Is it worth it to get an external gpu to hook up to the laptop? Looking for something I can hook up and game 4k to when home but also just carry around to do my normal work.

You can definitly get a thunderbolt eGPU and use that.
More performance needs something else, that’s why I’m lobbying for Oculink


Possible, yes, “worth it” is a personal choice. You can see the prices on alternative GPUs, and factor in a performance hit over Thunderbolt 3’s 40gbps and the added cost of whatever GPU dock you choose.

There’s edgey Oculink stuff around you can play with already, they’re quite cheap (because Oculink is a pretty simple standard compared to Thunderbolt), and if they don’t work you’d find yourself buying a TB3 GPU dock and consigning the Oculink equipment to your box of “Technical curiosities” - always fun stuff to discuss with geeky visitors.

It’s just a pile of cash is all. But you totally can, and despite inefficiencies it shouldn’t end up a total loss. Worst case? You sell it and recoup some expenses.

I thought about doing that, but I’m taking the 7600s module. Because pull-out GPUs is just awesome, and I’m only gaming very occasionally anyway. Being able to easily utilise it on the go is a plus.

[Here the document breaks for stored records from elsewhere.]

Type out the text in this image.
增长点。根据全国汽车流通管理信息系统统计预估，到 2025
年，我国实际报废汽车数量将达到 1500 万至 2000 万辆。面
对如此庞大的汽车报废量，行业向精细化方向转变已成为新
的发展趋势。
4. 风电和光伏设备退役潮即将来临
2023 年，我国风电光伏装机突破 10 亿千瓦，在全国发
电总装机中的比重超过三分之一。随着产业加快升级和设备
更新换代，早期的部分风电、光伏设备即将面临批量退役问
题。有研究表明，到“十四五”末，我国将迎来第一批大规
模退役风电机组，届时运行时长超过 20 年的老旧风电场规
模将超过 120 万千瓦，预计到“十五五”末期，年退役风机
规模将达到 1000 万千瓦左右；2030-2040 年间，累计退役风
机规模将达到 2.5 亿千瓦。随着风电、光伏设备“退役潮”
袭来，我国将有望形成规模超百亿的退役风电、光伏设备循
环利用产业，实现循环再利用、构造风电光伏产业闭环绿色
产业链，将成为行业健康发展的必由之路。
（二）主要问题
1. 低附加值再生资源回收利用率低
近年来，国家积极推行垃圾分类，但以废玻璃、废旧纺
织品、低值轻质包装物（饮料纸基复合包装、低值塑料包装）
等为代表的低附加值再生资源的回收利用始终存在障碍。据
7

If it had been me 6 years ago, with more free time - I’d be doing the external system, or even building a full desktop as well, but then I couldn’t afford it in those days lol.

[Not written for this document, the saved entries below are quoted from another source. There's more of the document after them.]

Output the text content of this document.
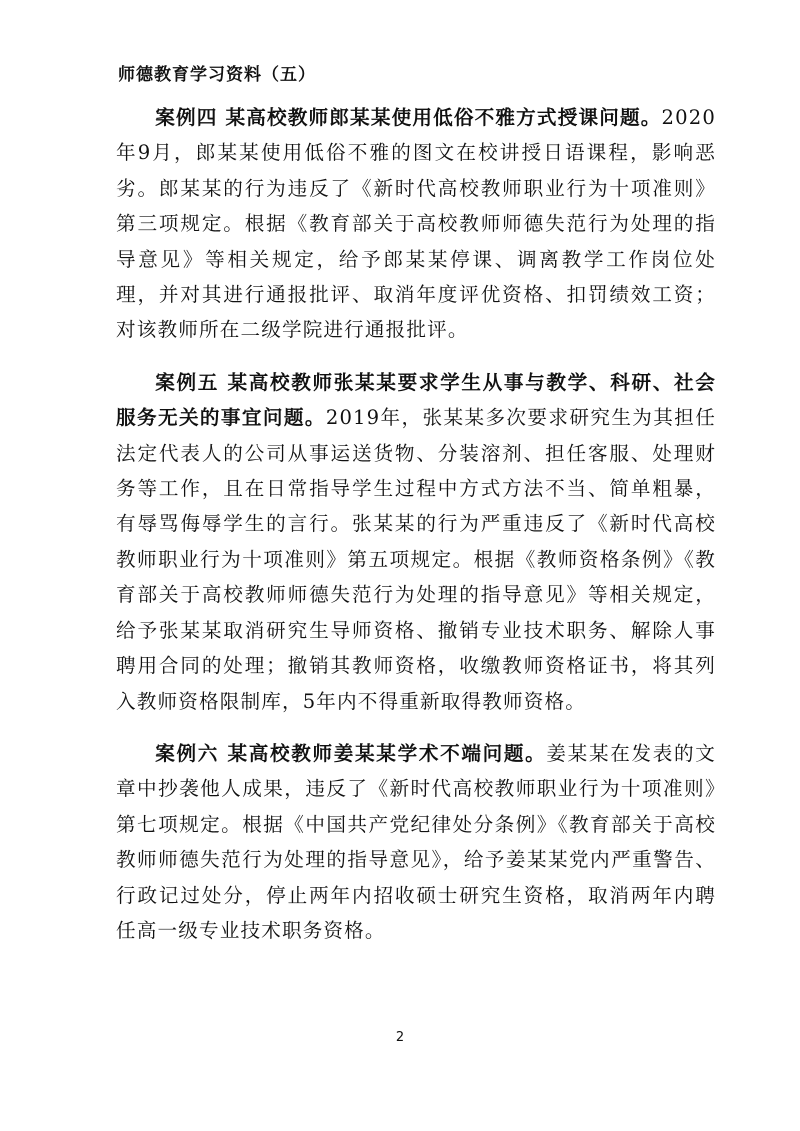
师德教育学习资料（五）

案例四 某高校教师郎某某使用低俗不雅方式授课问题。2020年9月，郎某某使用低俗不雅的图文在校讲授日语课程，影响恶劣。郎某某的行为违反了《新时代高校教师职业行为十项准则》第三项规定。根据《教育部关于高校教师师德失范行为处理的指导意见》等相关规定，给予郎某某停课、调离教学工作岗位处理，并对其进行通报批评、取消年度评优资格、扣罚绩效工资；对该教师所在二级学院进行通报批评。

案例五 某高校教师张某某要求学生从事与教学、科研、社会服务无关的事宜问题。2019年，张某某多次要求研究生为其担任法定代表人的公司从事运送货物、分装溶剂、担任客服、处理财务等工作，且在日常指导学生过程中方式方法不当、简单粗暴，有辱骂侮辱学生的言行。张某某的行为严重违反了《新时代高校教师职业行为十项准则》第五项规定。根据《教师资格条例》《教育部关于高校教师师德失范行为处理的指导意见》等相关规定，给予张某某取消研究生导师资格、撤销专业技术职务、解除人事聘用合同的处理；撤销其教师资格，收缴教师资格证书，将其列入教师资格限制库，5年内不得重新取得教师资格。

案例六 某高校教师姜某某学术不端问题。姜某某在发表的文章中抄袭他人成果，违反了《新时代高校教师职业行为十项准则》第七项规定。根据《中国共产党纪律处分条例》《教育部关于高校教师师德失范行为处理的指导意见》，给予姜某某党内严重警告、行政记过处分，停止两年内招收硕士研究生资格，取消两年内聘任高一级专业技术职务资格。

2
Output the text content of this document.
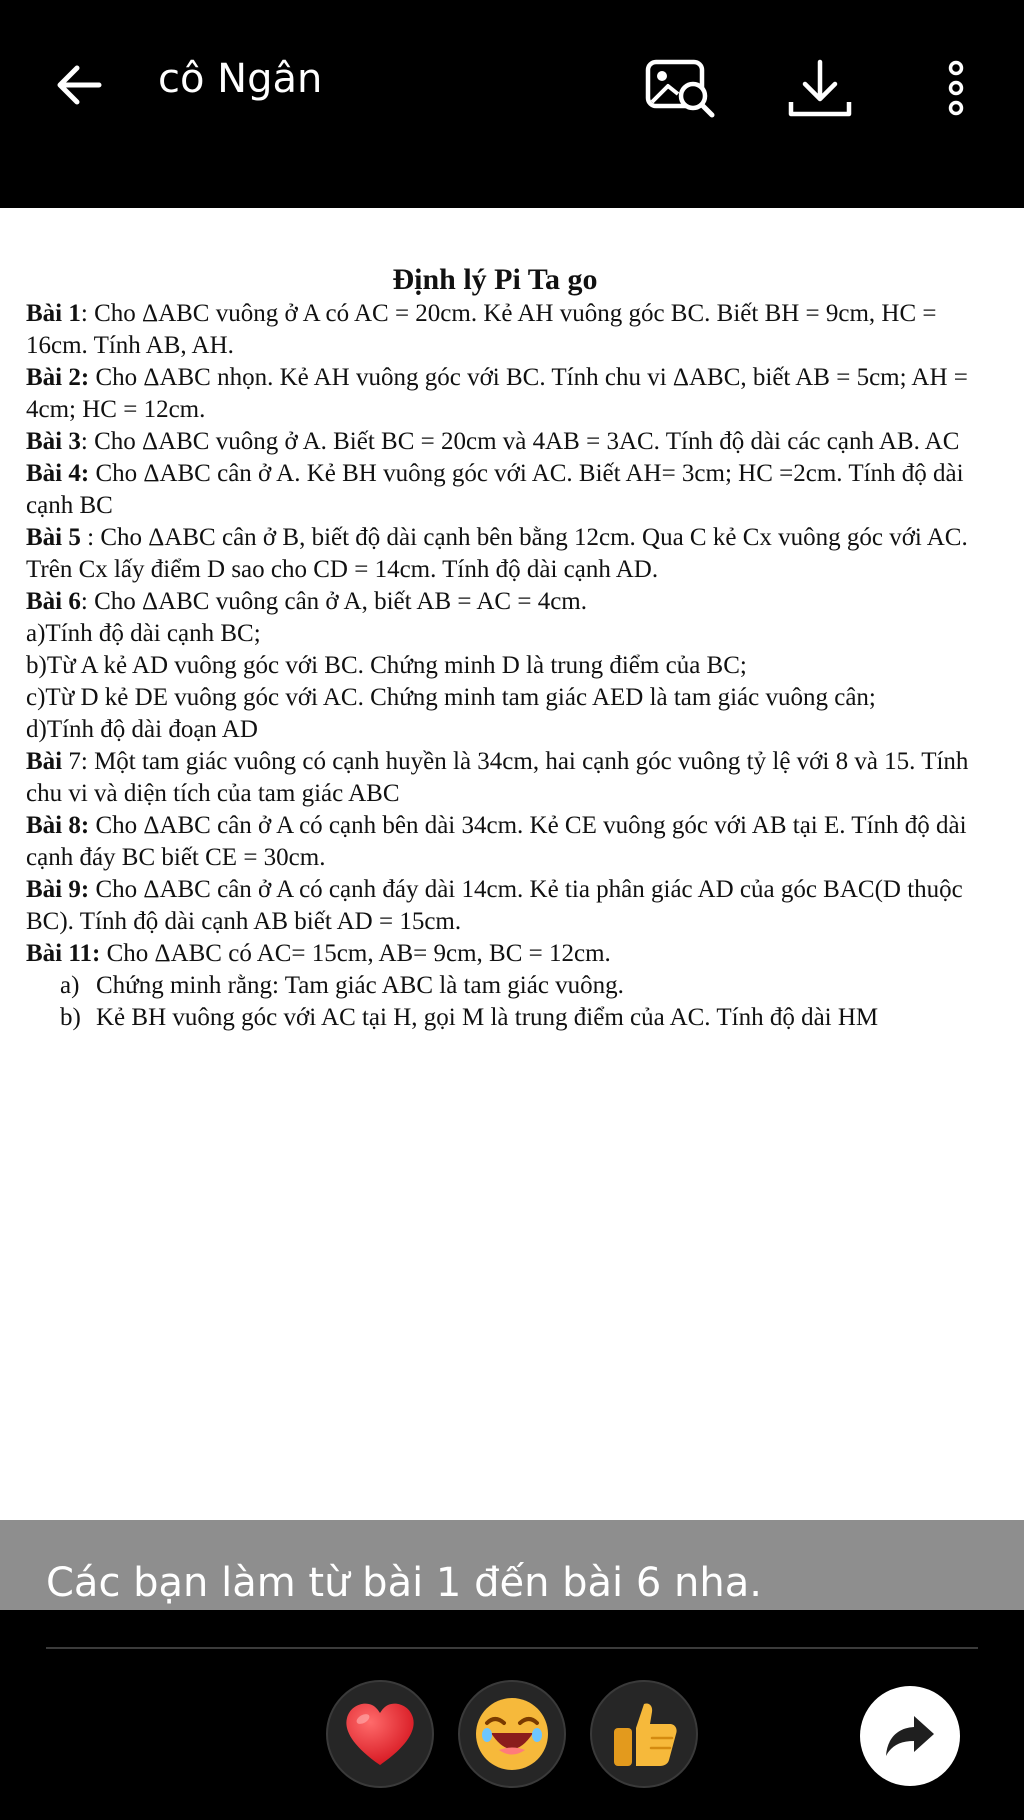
cô Ngân
Định lý Pi Ta go

Bài 1: Cho ΔABC vuông ở A có AC = 20cm. Kẻ AH vuông góc BC. Biết BH = 9cm, HC = 16cm. Tính AB, AH.

Bài 2: Cho ΔABC nhọn. Kẻ AH vuông góc với BC. Tính chu vi ΔABC, biết AB = 5cm; AH = 4cm; HC = 12cm.

Bài 3: Cho ΔABC vuông ở A. Biết BC = 20cm và 4AB = 3AC. Tính độ dài các cạnh AB. AC

Bài 4: Cho ΔABC cân ở A. Kẻ BH vuông góc với AC. Biết AH= 3cm; HC =2cm. Tính độ dài cạnh BC

Bài 5 : Cho ΔABC cân ở B, biết độ dài cạnh bên bằng 12cm. Qua C kẻ Cx vuông góc với AC. Trên Cx lấy điểm D sao cho CD = 14cm. Tính độ dài cạnh AD.

Bài 6: Cho ΔABC vuông cân ở A, biết AB = AC = 4cm.

a)Tính độ dài cạnh BC;

b)Từ A kẻ AD vuông góc với BC. Chứng minh D là trung điểm của BC;

c)Từ D kẻ DE vuông góc với AC. Chứng minh tam giác AED là tam giác vuông cân;

d)Tính độ dài đoạn AD

Bài 7: Một tam giác vuông có cạnh huyền là 34cm, hai cạnh góc vuông tỷ lệ với 8 và 15. Tính chu vi và diện tích của tam giác ABC

Bài 8: Cho ΔABC cân ở A có cạnh bên dài 34cm. Kẻ CE vuông góc với AB tại E. Tính độ dài cạnh đáy BC biết CE = 30cm.

Bài 9: Cho ΔABC cân ở A có cạnh đáy dài 14cm. Kẻ tia phân giác AD của góc BAC(D thuộc BC). Tính độ dài cạnh AB biết AD = 15cm.

Bài 11: Cho ΔABC có AC= 15cm, AB= 9cm, BC = 12cm.

a) Chứng minh rằng: Tam giác ABC là tam giác vuông.
b) Kẻ BH vuông góc với AC tại H, gọi M là trung điểm của AC. Tính độ dài HM
Các bạn làm từ bài 1 đến bài 6 nha.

I’d very much like to have a “classic” docking station in the first place, like many (business) laptops used to have. I do have two of these for my current laptop at two different locations, both with an assortment of accessories attached (3D mouse, 2D mouse, external monitor, ethernet, power). Just throw the laptop on there, no fiddling around with USB connectors. If it can house graphics cards externally, that would be an additional bonus.